Empathy is one of the four major aspects of emotional intelligence. The others, according to Goleman, are self-awareness, self-management, and relationship skills. People who find themselves feeling overwhelmed and wrung-out by their empathy may be lacking in the self-management department, which involves drawing healthy boundaries and processing our feelings in ways that allow us to remain calm. In other words, Goleman says, “empathy distress is due to a defect in one’s emotional intelligence.”
“It’s a failure of managing your upsetting emotions,” he explains. “You’re just letting the other person’s emotions overwhelm you rather than metabolizing them.”
The three kinds of empathy
In order to solve the problem of empathy overload, Goleman says, it’s important to understand that there are three kinds of empathy, each of which involves different parts of the brain. Cognitive empathy means you intellectually understand other people’s perspectives, and what kind of language will be most effective to communicate with them. Emotional empathy is feeling what the other person feels—which can, in some cases, be too much for us to bear.

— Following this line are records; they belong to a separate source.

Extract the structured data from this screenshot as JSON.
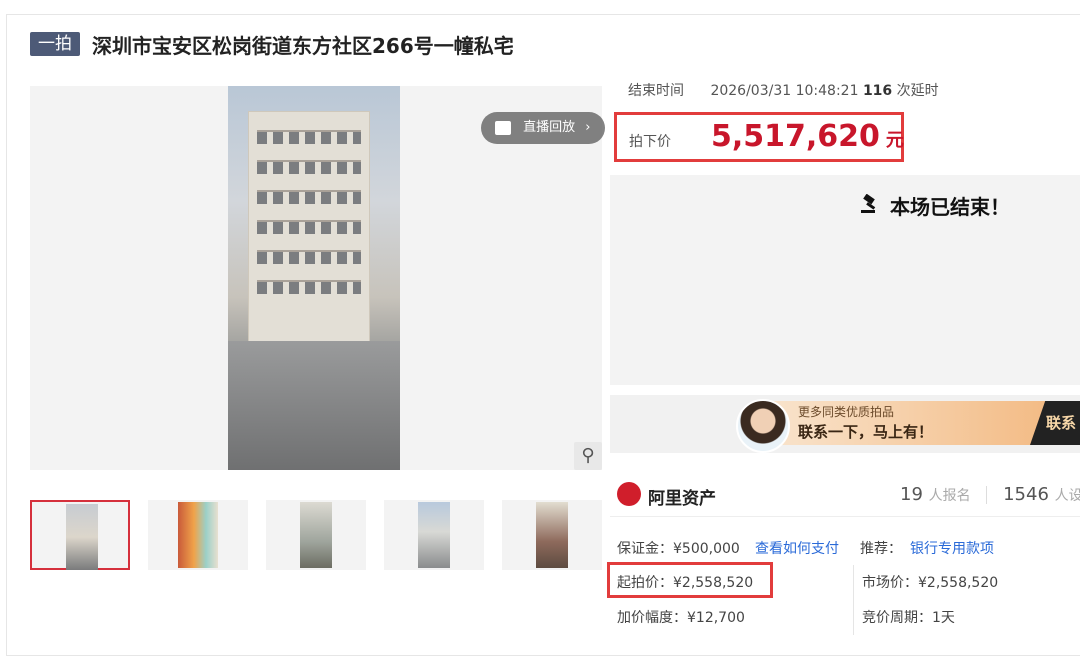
{
  "header": {
    "badge": "一拍",
    "title": "深圳市宝安区松岗街道东方社区266号一幢私宅"
  },
  "gallery": {
    "replay_label": "直播回放",
    "replay_chevron": "›",
    "zoom_icon": "search-icon",
    "thumbnail_count": 5,
    "active_thumbnail": 1
  },
  "auction": {
    "end_label": "结束时间",
    "end_time": "2026/03/31 10:48:21",
    "delay_count": "116",
    "delay_label": "次延时",
    "price_label": "拍下价",
    "price_value": "5,517,620",
    "price_unit": "元",
    "ended_text": "本场已结束！"
  },
  "banner": {
    "line1": "更多同类优质拍品",
    "line2": "联系一下，马上有！",
    "cta": "联系"
  },
  "platform": {
    "name": "阿里资产",
    "registrations": "19",
    "registrations_label": "人报名",
    "reminders": "1546",
    "reminders_label": "人设"
  },
  "details": {
    "deposit": "保证金：¥500,000",
    "how_to_pay": "查看如何支付",
    "recommend_label": "推荐：",
    "recommend_link": "银行专用款项",
    "start_price": "起拍价：¥2,558,520",
    "market_price": "市场价：¥2,558,520",
    "increment": "加价幅度：¥12,700",
    "cycle": "竞价周期：1天"
  },
  "colors": {
    "accent_red": "#c8162b",
    "highlight_border": "#e23c3c",
    "badge_bg": "#4d5a77",
    "link_blue": "#2a6ad8"
  }
}
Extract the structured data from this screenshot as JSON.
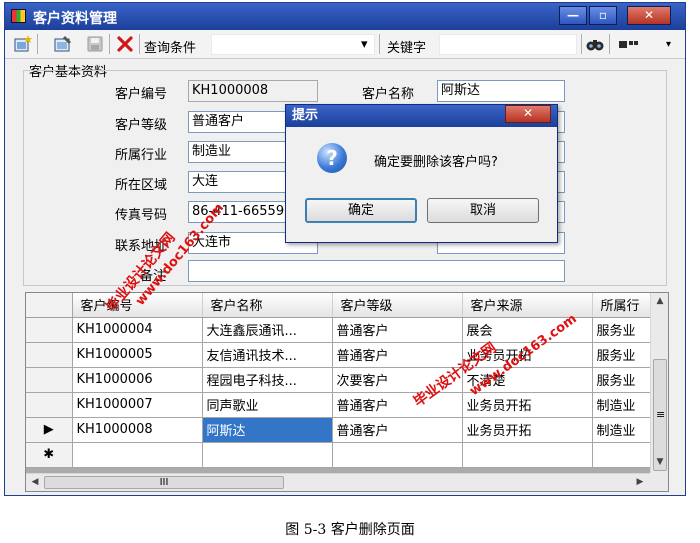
{
  "window": {
    "title": "客户资料管理",
    "minimize": "—",
    "maximize": "▫",
    "close": "✕"
  },
  "toolbar": {
    "query_label": "查询条件",
    "dropdown_arrow": "▾",
    "keyword_label": "关键字",
    "binoculars": "🔍",
    "more_label": "▭▫",
    "overflow": "▾"
  },
  "form": {
    "group_title": "客户基本资料",
    "fields": {
      "customer_id": {
        "label": "客户编号",
        "value": "KH1000008"
      },
      "customer_name": {
        "label": "客户名称",
        "value": "阿斯达"
      },
      "customer_level": {
        "label": "客户等级",
        "value": "普通客户"
      },
      "industry": {
        "label": "所属行业",
        "value": "制造业"
      },
      "region": {
        "label": "所在区域",
        "value": "大连"
      },
      "fax": {
        "label": "传真号码",
        "value": "86-411-66559"
      },
      "address": {
        "label": "联系地址",
        "value": "大连市"
      },
      "remark": {
        "label": "备注",
        "value": ""
      }
    }
  },
  "grid": {
    "columns": [
      "客户编号",
      "客户名称",
      "客户等级",
      "客户来源",
      "所属行"
    ],
    "rows": [
      {
        "marker": "",
        "id": "KH1000004",
        "name": "大连鑫辰通讯...",
        "level": "普通客户",
        "source": "展会",
        "industry": "服务业"
      },
      {
        "marker": "",
        "id": "KH1000005",
        "name": "友信通讯技术...",
        "level": "普通客户",
        "source": "业务员开拓",
        "industry": "服务业"
      },
      {
        "marker": "",
        "id": "KH1000006",
        "name": "程园电子科技...",
        "level": "次要客户",
        "source": "不清楚",
        "industry": "服务业"
      },
      {
        "marker": "",
        "id": "KH1000007",
        "name": "同声歌业",
        "level": "普通客户",
        "source": "业务员开拓",
        "industry": "制造业"
      },
      {
        "marker": "▶",
        "id": "KH1000008",
        "name": "阿斯达",
        "level": "普通客户",
        "source": "业务员开拓",
        "industry": "制造业"
      }
    ],
    "new_row_marker": "✱",
    "hscroll_grip": "III",
    "vscroll_grip": "≡",
    "arrows": {
      "up": "▲",
      "down": "▼",
      "left": "◀",
      "right": "▶"
    }
  },
  "dialog": {
    "title": "提示",
    "close": "✕",
    "message": "确定要删除该客户吗?",
    "icon": "?",
    "ok": "确定",
    "cancel": "取消"
  },
  "watermark": {
    "line1": "毕业设计论文网",
    "line2": "www.doc163.com"
  },
  "caption": "图 5-3 客户删除页面"
}
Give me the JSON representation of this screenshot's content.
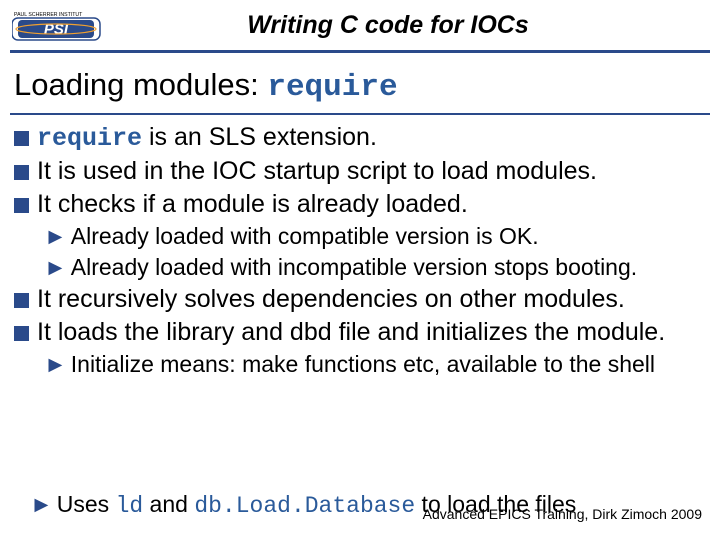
{
  "header": {
    "institute_line": "PAUL SCHERRER INSTITUT",
    "logo_letters": "PSI",
    "title": "Writing C code for IOCs"
  },
  "subtitle": {
    "prefix": "Loading modules: ",
    "keyword": "require"
  },
  "bullets": {
    "b1_code": "require",
    "b1_rest": " is an SLS extension.",
    "b2": "It is used in the IOC startup script to load modules.",
    "b3": "It checks if a module is already loaded.",
    "b3a": "Already loaded with compatible version is OK.",
    "b3b": "Already loaded with incompatible version stops booting.",
    "b4": "It recursively solves dependencies on other modules.",
    "b5": "It loads the library and dbd file and initializes the module.",
    "b5a": "Initialize means: make functions etc, available to the shell",
    "b5b_pre": "Uses ",
    "b5b_code1": "ld",
    "b5b_mid": " and ",
    "b5b_code2": "db.Load.Database",
    "b5b_post": " to load the files"
  },
  "footer": {
    "left": "Advanced EPICS Training,",
    "right": "Dirk Zimoch 2009"
  }
}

Lastly, there’s empathic concern, which makes us want to help people in need. A parent who remains calm and loving while their toddler is having a tantrum, Goleman says, is demonstrating empathic concern. They don’t experience the tempest of emotions that their child does in the moment. (If they did, it wouldn’t be very helpful.) But they care about their child’s well-being, so they remain present and help the toddler get through the tears.
Bringing empathic concern to tough situations is key to ensuring you don’t feel overly burdened while talking with a colleague who’s mourning the death of a loved one, or wiped out after counseling a client in danger of losing their home to foreclosure. “If you bring a caring attitude to another person’s pain or suffering, you can stay present to their suffering rather than being overwhelmed and turning away,” Goleman explains.

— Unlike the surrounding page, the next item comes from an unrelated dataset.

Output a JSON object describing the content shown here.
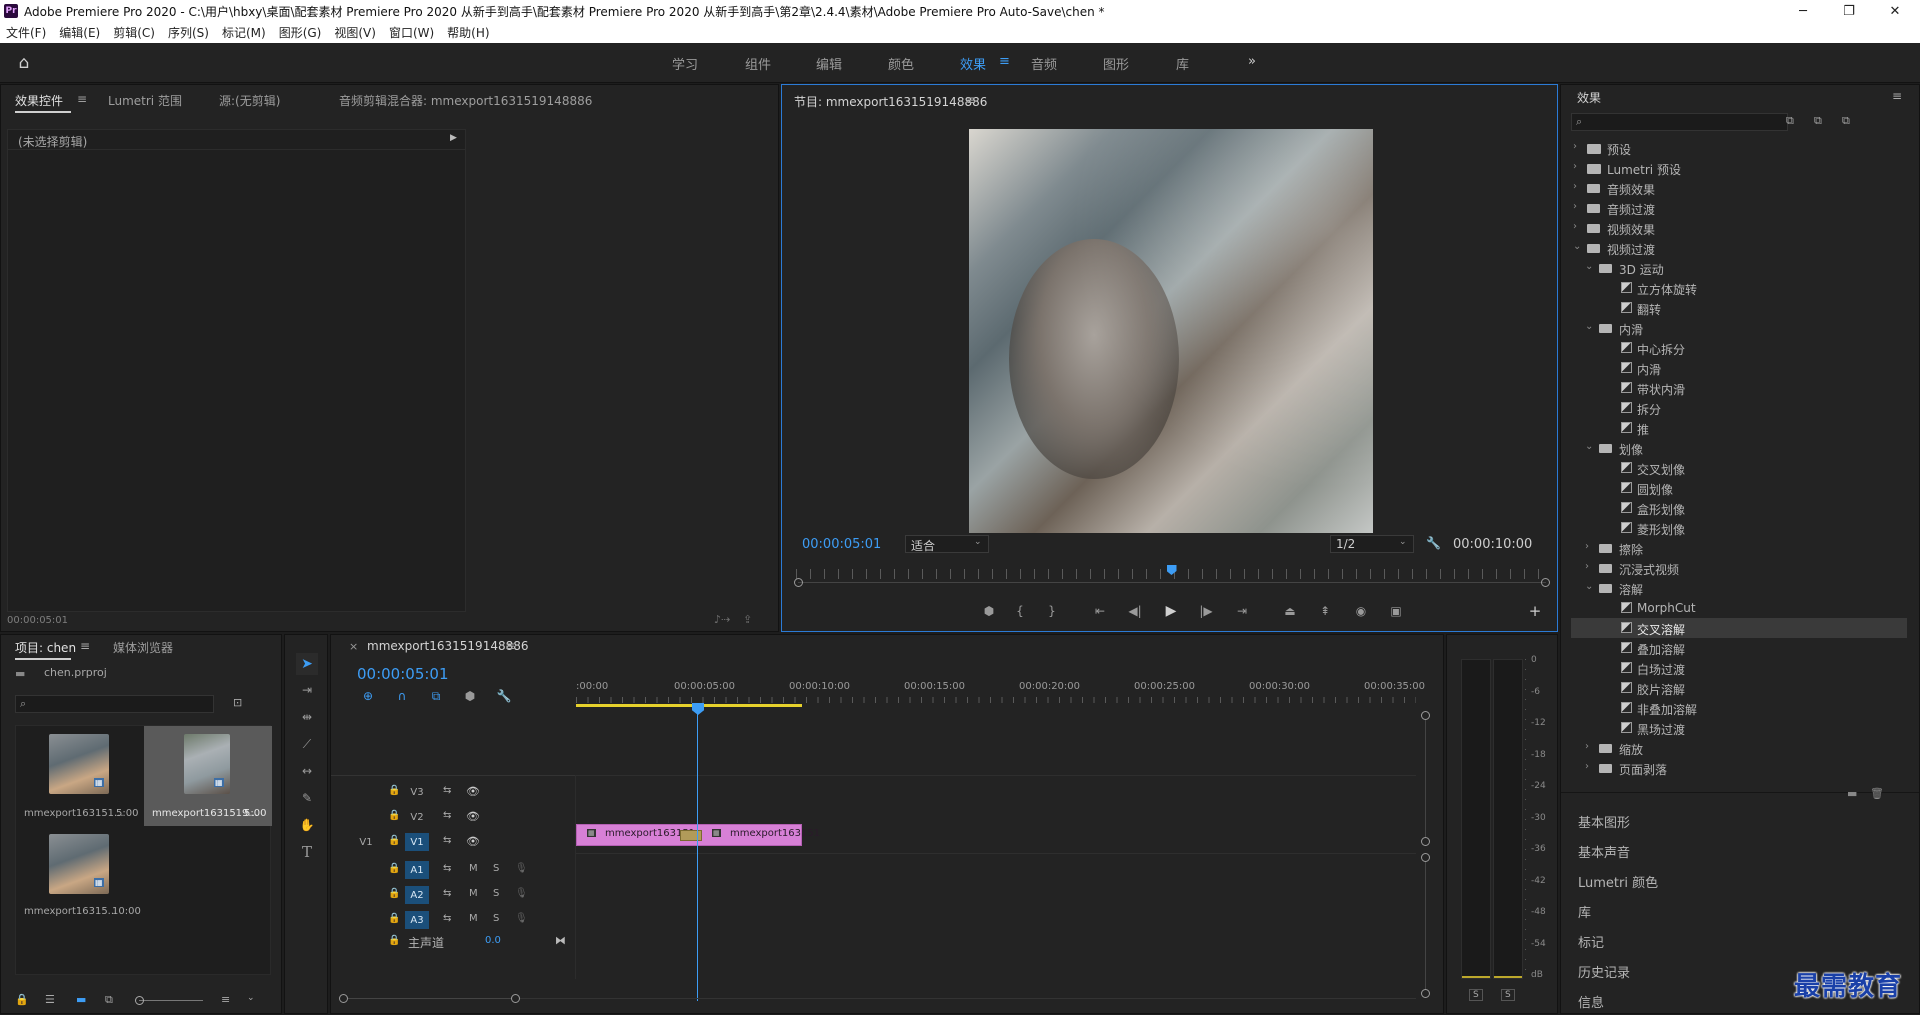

The art of staying present
There are a number of things people can do to cultivate the self-regulation techniques that allow them to act with empathic concern. Meditation is often helpful, Goleman says, because it makes people less reactive, which in turn allows them to stay present in the face of suffering.

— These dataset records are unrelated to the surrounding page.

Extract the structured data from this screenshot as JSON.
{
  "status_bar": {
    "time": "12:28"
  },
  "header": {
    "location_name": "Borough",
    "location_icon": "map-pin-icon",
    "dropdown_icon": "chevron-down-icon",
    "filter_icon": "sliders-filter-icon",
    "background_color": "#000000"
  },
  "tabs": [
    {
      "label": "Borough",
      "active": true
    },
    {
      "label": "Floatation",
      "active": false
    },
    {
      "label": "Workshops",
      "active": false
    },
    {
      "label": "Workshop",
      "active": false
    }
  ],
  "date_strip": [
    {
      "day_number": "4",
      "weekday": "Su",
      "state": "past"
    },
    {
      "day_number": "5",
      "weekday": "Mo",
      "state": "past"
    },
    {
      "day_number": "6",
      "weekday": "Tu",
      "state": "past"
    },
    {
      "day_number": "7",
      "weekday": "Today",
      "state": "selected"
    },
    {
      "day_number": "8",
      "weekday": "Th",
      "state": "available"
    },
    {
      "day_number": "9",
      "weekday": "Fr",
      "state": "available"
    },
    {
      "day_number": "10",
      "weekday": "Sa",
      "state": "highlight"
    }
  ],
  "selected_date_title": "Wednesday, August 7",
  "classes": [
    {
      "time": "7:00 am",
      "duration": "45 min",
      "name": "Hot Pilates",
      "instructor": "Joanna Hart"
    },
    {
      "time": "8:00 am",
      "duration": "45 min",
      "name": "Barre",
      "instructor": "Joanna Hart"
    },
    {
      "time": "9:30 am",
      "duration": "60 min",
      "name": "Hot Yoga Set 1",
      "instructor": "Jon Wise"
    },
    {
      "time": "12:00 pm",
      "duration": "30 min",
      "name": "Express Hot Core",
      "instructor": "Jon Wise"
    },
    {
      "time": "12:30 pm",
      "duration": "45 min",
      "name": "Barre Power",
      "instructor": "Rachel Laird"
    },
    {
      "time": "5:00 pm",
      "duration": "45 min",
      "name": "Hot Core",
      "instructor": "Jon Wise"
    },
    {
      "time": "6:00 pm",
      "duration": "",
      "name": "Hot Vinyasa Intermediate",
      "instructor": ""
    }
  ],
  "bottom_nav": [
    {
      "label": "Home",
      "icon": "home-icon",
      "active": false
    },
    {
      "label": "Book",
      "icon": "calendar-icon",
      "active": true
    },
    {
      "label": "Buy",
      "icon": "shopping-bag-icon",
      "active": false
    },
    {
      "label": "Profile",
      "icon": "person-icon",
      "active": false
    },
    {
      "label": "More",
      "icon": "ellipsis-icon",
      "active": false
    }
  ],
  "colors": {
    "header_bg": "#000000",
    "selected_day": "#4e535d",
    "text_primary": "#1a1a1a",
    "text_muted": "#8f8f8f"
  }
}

Naming the emotion you are feeling is another good technique. If a meeting with an anguished colleague leaves you feeling shaken afterward, it helps to articulate that (if only to yourself). “It turns out you activate a different part of the brain’s prefrontal cortex, the part of the brain that registers the pain, and it starts to give you an internal degree of freedom from that particular negative emotion,” Goleman says.
Drawing boundaries
Creating external boundaries around work, while not necessarily easy, is at least straightforward: You might vow not to check email after 7pm, or make a habit out of working out and eating breakfast before powering on your laptop.
Creating internal boundaries to deal with empathy distress is a murkier proposal. But there are absolutely steps that you can take to teach yourself to leave the heavy emotions behind. “Even just something like at the end of the day, writing all of your concerns on the sheet of paper and then tearing up a piece of paper at the end, like mentally releasing at the end of the day,” can be helpful, Wilding suggests.
It can be tricky to figure out the right balance to strike. “Boundary-setting is facilitated by being able to turn off particular stress circuitry,” Goleman says. “However, if you turn that off to everybody else in your life, then you’re a cold, aloof person. You need to be able to have some voluntary control over that.”
All this said, there’s a certain beauty in the problem at the core of empathy distress—the idea that you can see through the veil that separates the self from others. Too many of the world’s problems are rooted in the inability of people to regard others’ experiences as being as important and real as their own. It’s in everyone’s interest to make sure that deeply caring people who give too much of themselves don’t wind up in a position where they can no longer keep giving.